Marcelo insiste que Portugal não pode entrar no ciclo de recuperação económica atrasado, aproveitando as oportunidades que o pós-pandemia traz. E se, no dia anterior, deu um puxão de orelhas a António Costa numa entrevista à TVI, por ter utilizado o PRR como arma de campanha eleitoral, agora faz um aviso prévio de que os fundos que aí vêm (quer do Plano de Recuperação e Resiliência, quer o próximo quadro comunitário de apoio) têm de ser utilizados com “rigor, eficácia e transparência”. É um aviso não só ao Governo, mas também às autarquias e a toda a máquina do Estado.

“É tempo de enterrarmos a maldição de termos perdido o melhor mercantilismo comercial e industrial do século XVIII, de termos perdido a Revolução Industrial no século XIX, de termos perdido tempo e modo com décadas de ditadura e de condicionamento industrial. É tempo também de ultrapassar as vicissitudes da construção da democracia, com crises económicas e financeiras nos anos 70 e 80, que travaram, limitaram ou adiaram avanços auspiciosos em setores-chave da nossa economia. Demos muitas vezes passos importantes, mas ainda assim acabámos por ficar para trás no que poderíamos e deveríamos ser em comparação com o que muitos outros são. Mesmo depois de décadas ou anos de crescimento e convergência económica. Desta vez, falhar a entrada a tempo é perder, sem apelo nem agravo, uma oportunidade que pode não voltar mais.”

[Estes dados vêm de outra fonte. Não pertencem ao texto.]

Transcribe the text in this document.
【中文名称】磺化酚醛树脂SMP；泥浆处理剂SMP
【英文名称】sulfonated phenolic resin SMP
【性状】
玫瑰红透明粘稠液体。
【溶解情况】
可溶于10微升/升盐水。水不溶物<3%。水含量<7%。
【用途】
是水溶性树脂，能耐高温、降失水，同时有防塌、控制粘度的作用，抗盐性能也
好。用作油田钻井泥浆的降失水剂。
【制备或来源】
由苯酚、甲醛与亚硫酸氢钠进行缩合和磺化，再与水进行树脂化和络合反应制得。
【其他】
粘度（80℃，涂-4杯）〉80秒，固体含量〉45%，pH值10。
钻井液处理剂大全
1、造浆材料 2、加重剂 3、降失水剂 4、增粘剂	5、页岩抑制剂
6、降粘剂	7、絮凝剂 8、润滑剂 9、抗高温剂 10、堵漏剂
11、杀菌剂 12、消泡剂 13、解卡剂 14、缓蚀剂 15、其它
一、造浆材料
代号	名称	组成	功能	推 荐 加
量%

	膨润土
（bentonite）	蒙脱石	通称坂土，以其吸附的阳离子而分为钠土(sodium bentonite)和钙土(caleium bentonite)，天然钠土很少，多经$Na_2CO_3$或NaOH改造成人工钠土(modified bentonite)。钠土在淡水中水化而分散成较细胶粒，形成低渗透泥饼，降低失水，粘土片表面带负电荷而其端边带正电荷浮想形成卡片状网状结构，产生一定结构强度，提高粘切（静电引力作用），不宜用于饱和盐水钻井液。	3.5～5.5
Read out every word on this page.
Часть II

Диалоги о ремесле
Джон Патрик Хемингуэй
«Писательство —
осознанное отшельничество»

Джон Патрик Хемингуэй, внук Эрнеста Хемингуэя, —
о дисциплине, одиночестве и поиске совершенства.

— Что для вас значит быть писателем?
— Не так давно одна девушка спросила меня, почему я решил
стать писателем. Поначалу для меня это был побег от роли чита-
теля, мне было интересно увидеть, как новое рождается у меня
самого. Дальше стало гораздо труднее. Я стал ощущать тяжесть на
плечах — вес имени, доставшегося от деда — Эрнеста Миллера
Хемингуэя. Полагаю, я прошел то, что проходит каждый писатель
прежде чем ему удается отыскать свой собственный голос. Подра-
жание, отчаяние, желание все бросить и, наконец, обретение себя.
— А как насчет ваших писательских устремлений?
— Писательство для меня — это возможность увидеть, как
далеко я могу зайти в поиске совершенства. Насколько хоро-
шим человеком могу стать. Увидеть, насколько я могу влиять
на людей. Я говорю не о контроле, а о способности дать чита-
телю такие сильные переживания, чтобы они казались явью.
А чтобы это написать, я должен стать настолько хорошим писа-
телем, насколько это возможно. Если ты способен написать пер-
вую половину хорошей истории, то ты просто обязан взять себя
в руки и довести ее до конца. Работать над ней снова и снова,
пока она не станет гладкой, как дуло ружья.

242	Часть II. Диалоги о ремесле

O Presidente da República vê mesmo o próximo ciclo como uma provável última “oportunidade” para Portugal integrar o grupo cimeiro do desenvolvimento económico. Marcelo de Rebelo de Sousa fez um levantamento de casos em que, no passado, Portugal chegou com atraso a momentos importantes de desenvolvimento económico, esperando que agora isso não se repita.

“Queremos um 5 de Outubro data viva? Então multipliquemos por muitos, muitos mais aqueles dos melhores que temos cá fora, na educação, na ciência e na cultura. Os que temos são mais e melhores do que eram há 10, há 20, há 30 anos e quando muito bons, dos melhores dos melhores de todo o mundo. Mas precisamos de mais. Nas escolas, nos centros de investigação, nas empresas e nas instituições sociais. E não podemos esquecer a Língua e Cultura, que tudo abarcam. Como podemos falar a sério de termos a quinta ou a sexta Língua mais falada no mundo e a primeira no hemisfério sul, aceitando tantas vezes como sociedade como facto natural a situação económica ou financeira crítica que vivemos num livro, nalguma comunicação artística ou na comunicação social. Outros as têm também, como nós, mas as suas Línguas não desempenham o papel internacional da nossa.”

Como também é habitual nestes discursos, Marcelo faz um misto de exigência com um ato de levantamento da autoestima coletiva. Como diz muitas vezes: “Os portugueses são os melhores dos melhores de todo o mundo”. O Presidente quer, no entanto, que se multipliquem esses melhores do mundo. Aproveita ainda para defender a Língua Portuguesa como uma forma de afirmação do país no mundo.

“Portugueses, este 5 de Outubro de 2021 terá mesmo sentido para todos nós se for uma data viva. Um data viva quer dizer um Portugal inclusivo e, por isso, mais justo. Uma data viva quer dizer um Portugal capaz de não perder um novo ciclo de criação de riqueza. E Portugal rico, mais inclusivo e mais justo. Uma data viva quer dizer um Portugal mais conhecedor, mais qualificado, mais culto e, por isso, mais rico, mais inclusivo e mais justo. Superada a pandemia temos nos anos próximos uma ocasião única e irrepetível de reconstruir destinos, de refazer esperanças, de renovar sonhos, a pensar em todos os portugueses e, desde logo, nos que mais desesperam. E, neles, nos mais jovens, que são quem mais sofre se essa ocasião passar ao nosso lado sem a assumirmos. Não a podemos perder. Não a vamos perder. Viva a República. Viva Portugal”.

O discurso foi curto, mas mesmo assim Marcelo teve tempo para ser repetitivo, de forma intencional. O Presidente da República reiterou várias vezes ao longo do discurso que o pós-pandemia é “a” oportunidade do país de dar o salto. Para o chefe de Estado o desenvolvimento económico depende do esbater das desigualdades sociais e numa maior qualificação do país. E repetiu-o. Várias vezes.